You want to process data in a Hadoop cluster with a language that uses an SQL-like syntax.

Solution

You can create a SAS Data Integration Studio job that contains the Hive transformation. Hive is a data warehouse system for Hadoop. You can easily summarize data, run ad hoc queries, and generate the analysis of large data sets stored in Hadoop compatible file systems. Hive also enables you to project structure onto this data and query the data by using an SQL-like language called HiveQL. For more information about Hive, see https://cwiki.apache.org/confluence/display/Hive/.
Perform the following tasks.

Tasks

Create a Hive Job

The Hive job for this example contains the Hive transformation and three target tables. This job structure enables the submission of multiple Hadoop Hive statements to multiple Hive target tables.
Perform the following steps to create and populate the job:
  1. Create an empty SAS Data Integration Studio job.
  2. Select a Hive transformation from the Hadoop folder in the Transformations tree. Then, drop it in the empty job on the Diagram tab in the Job Editor window.
  3. Select one or more target tables and add them to the Diagram tab. The target tables for the sample job are named HadoopHiveMultTargetsStatements1, HadoopHiveMultTargetsStatements2, and HadoopHiveMultTargetsStatements3.
  4. Connect each target table to an output from the Hive transformation.
    The Diagram tab for the job is shown in the following display:
    Hadoop Hive Job Flow
    Hadoop Hive Job Flow
    Note that the source table for this particular job is specified in the HiveQL statements described in the next section.

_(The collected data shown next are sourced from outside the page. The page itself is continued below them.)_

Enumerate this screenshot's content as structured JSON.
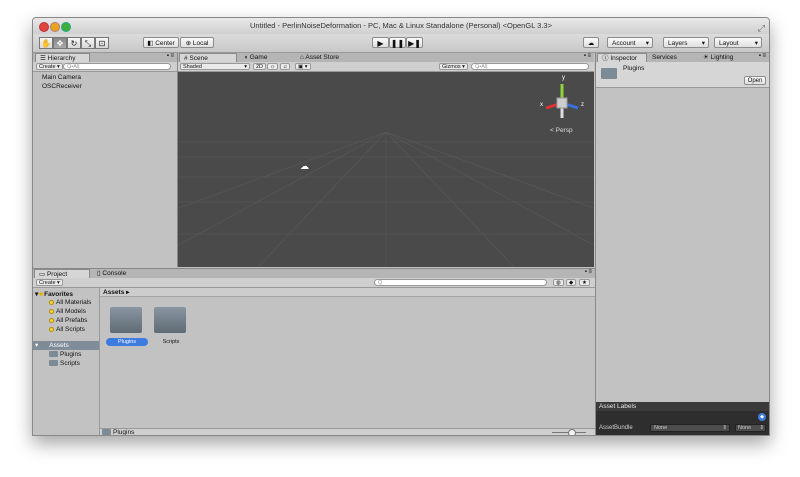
{
  "window": {
    "title": "Untitled - PerlinNoiseDeformation - PC, Mac & Linux Standalone (Personal) <OpenGL 3.3>"
  },
  "toolbar": {
    "center_label": "Center",
    "local_label": "Local",
    "account_label": "Account",
    "layers_label": "Layers",
    "layout_label": "Layout"
  },
  "hierarchy": {
    "tab": "Hierarchy",
    "create_label": "Create",
    "search_placeholder": "Q•All",
    "items": [
      "Main Camera",
      "OSCReceiver"
    ]
  },
  "scene": {
    "tabs": [
      "Scene",
      "Game",
      "Asset Store"
    ],
    "shading": "Shaded",
    "mode_2d": "2D",
    "gizmos_label": "Gizmos",
    "search_placeholder": "Q•All",
    "persp_label": "Persp",
    "axes": {
      "x": "x",
      "y": "y",
      "z": "z"
    }
  },
  "inspector": {
    "tabs": [
      "Inspector",
      "Services",
      "Lighting"
    ],
    "asset_name": "Plugins",
    "open_label": "Open",
    "asset_labels_title": "Asset Labels",
    "asset_bundle_label": "AssetBundle",
    "bundle_value": "None",
    "variant_value": "None"
  },
  "project": {
    "tabs": [
      "Project",
      "Console"
    ],
    "create_label": "Create",
    "favorites_label": "Favorites",
    "favorites": [
      "All Materials",
      "All Models",
      "All Prefabs",
      "All Scripts"
    ],
    "assets_label": "Assets",
    "asset_folders": [
      "Plugins",
      "Scripts"
    ],
    "breadcrumb": "Assets",
    "grid_folders": [
      "Plugins",
      "Scripts"
    ],
    "status_path": "Plugins"
  },
  "colors": {
    "scene_bg": "#4a4a4a",
    "selection": "#3d7be0",
    "panel": "#c2c2c2"
  }
}
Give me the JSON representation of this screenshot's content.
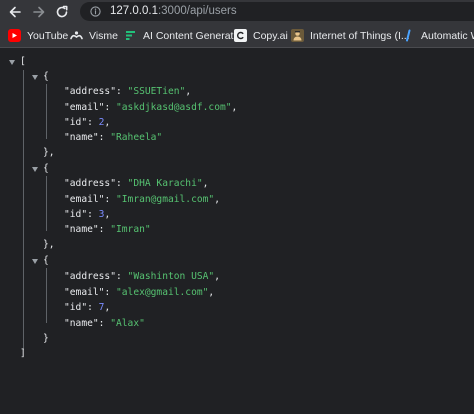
{
  "browser": {
    "url_host": "127.0.0.1",
    "url_path": ":3000/api/users"
  },
  "bookmarks": [
    {
      "label": "YouTube",
      "icon": "youtube-icon",
      "color": "#ff0000"
    },
    {
      "label": "Visme",
      "icon": "visme-icon",
      "color": "#e8eaed"
    },
    {
      "label": "AI Content Generat...",
      "icon": "ai-content-icon",
      "color": "#21c07a"
    },
    {
      "label": "Copy.ai",
      "icon": "copyai-icon",
      "color": "#e8eaed"
    },
    {
      "label": "Internet of Things (I...",
      "icon": "iot-icon",
      "color": "#c9a15a"
    },
    {
      "label": "Automatic Wh",
      "icon": "automatic-icon",
      "color": "#4aa3ff"
    }
  ],
  "json_view": {
    "open_bracket": "[",
    "close_bracket": "]",
    "users": [
      {
        "address": "\"SSUETien\"",
        "email": "\"askdjkasd@asdf.com\"",
        "id": "2",
        "name": "\"Raheela\"",
        "close": "},"
      },
      {
        "address": "\"DHA Karachi\"",
        "email": "\"Imran@gmail.com\"",
        "id": "3",
        "name": "\"Imran\"",
        "close": "},"
      },
      {
        "address": "\"Washinton USA\"",
        "email": "\"alex@gmail.com\"",
        "id": "7",
        "name": "\"Alax\"",
        "close": "}"
      }
    ],
    "keys": {
      "address": "\"address\"",
      "email": "\"email\"",
      "id": "\"id\"",
      "name": "\"name\""
    },
    "colors": {
      "string": "#56c271",
      "number": "#7b8cff",
      "key": "#e8eaed"
    }
  }
}
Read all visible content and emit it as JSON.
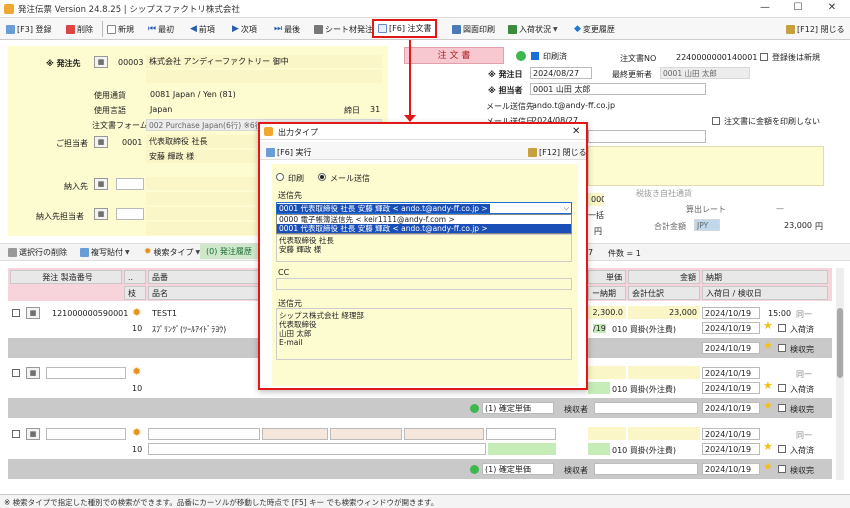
{
  "app": {
    "title": "発注伝票 Version 24.8.25 | シップスファクトリ株式会社",
    "min": "—",
    "max": "☐",
    "close": "✕"
  },
  "toolbar": {
    "register": "[F3] 登録",
    "delete": "削除",
    "new": "新規",
    "first": "最初",
    "prev": "前項",
    "next": "次項",
    "last": "最後",
    "sheet": "シート材発注",
    "order_form": "[F6] 注文書",
    "drawing": "図面印刷",
    "receive": "入荷状況",
    "history": "変更履歴",
    "close": "[F12] 閉じる"
  },
  "header": {
    "supplier_label": "※ 発注先",
    "supplier_code": "00003",
    "supplier_name": "株式会社 アンディーファクトリー 御中",
    "currency_label": "使用通貨",
    "currency_value": "0081 Japan / Yen (81)",
    "language_label": "使用言語",
    "language_value": "Japan",
    "cutoff_label": "締日",
    "cutoff_value": "31",
    "form_label": "注文書フォーム",
    "form_value": "002 Purchase Japan(6行) ※6行",
    "contact_label": "ご担当者",
    "contact_code": "0001",
    "contact_title": "代表取締役 社長",
    "contact_name": "安藤 輝政 様",
    "delivery_label": "納入先",
    "delivery_contact_label": "納入先担当者",
    "order_form_badge": "注 文 書",
    "print_done": "印刷済",
    "order_no_label": "注文書NO",
    "order_no": "2240000000140001",
    "register_new": "登録後は新規",
    "order_date_label": "※ 発注日",
    "order_date": "2024/08/27",
    "updater_label": "最終更新者",
    "updater": "0001 山田 太郎",
    "staff_label": "※ 担当者",
    "staff": "0001 山田 太郎",
    "mail_from_label": "メール送信先",
    "mail_from": "ando.t@andy-ff.co.jp",
    "mail_date_label": "メール送信日",
    "mail_date": "2024/08/27",
    "no_amount": "注文書に金額を印刷しない",
    "tax_section": "税抜き自社通貨",
    "calc_rate": "算出レート",
    "calc_rate_value": "—",
    "total_label": "合計金額",
    "total_currency": "JPY",
    "total_value": "23,000",
    "total_unit": "円",
    "left_amount": "000",
    "left_one": "一括",
    "left_yen": "円"
  },
  "lines_toolbar": {
    "delete_row": "選択行の削除",
    "copy": "複写貼付",
    "search_type": "検索タイプ",
    "history": "(0) 発注履歴",
    "count": "件数 = 1",
    "sub_count": "7"
  },
  "grid": {
    "h1": [
      "発注 製造番号",
      "..",
      "品番",
      "単価",
      "金額",
      "納期"
    ],
    "h2": [
      "枝",
      "品名",
      "ー納期",
      "会計仕訳",
      "入荷日 / 検収日"
    ],
    "rows": [
      {
        "order_no": "121000000590001",
        "branch": "10",
        "code": "TEST1",
        "name": "ｽﾌﾟﾘﾝｸﾞ(ﾂｰﾙｱｲﾄﾞﾗﾖｳ)",
        "price": "2,300.0",
        "amount": "23,000",
        "due": "2024/10/19",
        "time": "15:00",
        "same": "同一",
        "date2": "2024/10/19",
        "cost": "010 買掛(外注費)",
        "recv": "入荷済",
        "recv_date": "2024/10/19",
        "inspect": "検収完",
        "mini": "/19"
      },
      {
        "branch": "10",
        "cost": "010 買掛(外注費)",
        "due": "2024/10/19",
        "same": "同一",
        "recv": "入荷済",
        "recv_date": "2024/10/19",
        "inspect": "検収完",
        "confirm": "(1) 確定単価",
        "inspector": "検収者"
      },
      {
        "branch": "10",
        "cost": "010 買掛(外注費)",
        "due": "2024/10/19",
        "same": "同一",
        "recv": "入荷済",
        "recv_date": "2024/10/19",
        "inspect": "検収完",
        "confirm": "(1) 確定単価",
        "inspector": "検収者"
      }
    ]
  },
  "dialog": {
    "title": "出力タイプ",
    "run": "[F6] 実行",
    "close": "[F12] 閉じる",
    "print": "印刷",
    "mail": "メール送信",
    "to_label": "送信先",
    "to_selected": "0001 代表取締役 社長 安藤 輝政 < ando.t@andy-ff.co.jp >",
    "options": [
      "0000 電子帳簿送信先 < keir1111@andy-f.com >",
      "0001 代表取締役 社長 安藤 輝政 < ando.t@andy-ff.co.jp >"
    ],
    "body_line1": "代表取締役 社長",
    "body_line2": "安藤 輝政 様",
    "cc_label": "CC",
    "from_label": "送信元",
    "from_lines": [
      "シップス株式会社 経理部",
      "代表取締役",
      "山田 太郎",
      "E-mail"
    ]
  },
  "status": "※ 検索タイプで指定した種別での検索ができます。品番にカーソルが移動した時点で [F5] キー でも検索ウィンドウが開きます。"
}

You can also create a job that includes a source table that you add to the Diagram tab and connect to the input port of the Hive transformation. The source table for the Hive transformation must be a Hadoop table.

Configure the Job

The configuration needed for the Hive transformation varies from job to job. This sample job requires that you add two SELECT statements and one SHOW TABLES statement to the table on the HiveQL tab.
The HiveHQ tab is shown in the following display:
HiveHQ Tab
HiveHQ Tab
Note that the Hive statements are listed in the Hive statement field at the top of the tab. The code for the selected statement is displayed in the HiveQL Statement field at the bottom of the tab. For this job, the first two statements select the contents of the CLASS_HIVE table and specify a target table. The third row adds a SHOW TABLES statement with no target table.

Run the Job and Review the Output

Run the job and verify that the job completes without error. Then, review the output. Based on the HiveQL statements specified in the Hive transformation, the first two tables should contain the same output and the third table should contain no observations.
The following display shows the output from the first table:
Hive Output
Hive Output
Note: This table can take an unexpectedly long time to close. The delay is longer when row counts are enabled. Therefore, consider clearing the Enable row count on basic properties for tables check box on the General tab of the Options window. (You can access the Options window from the Tools menu.)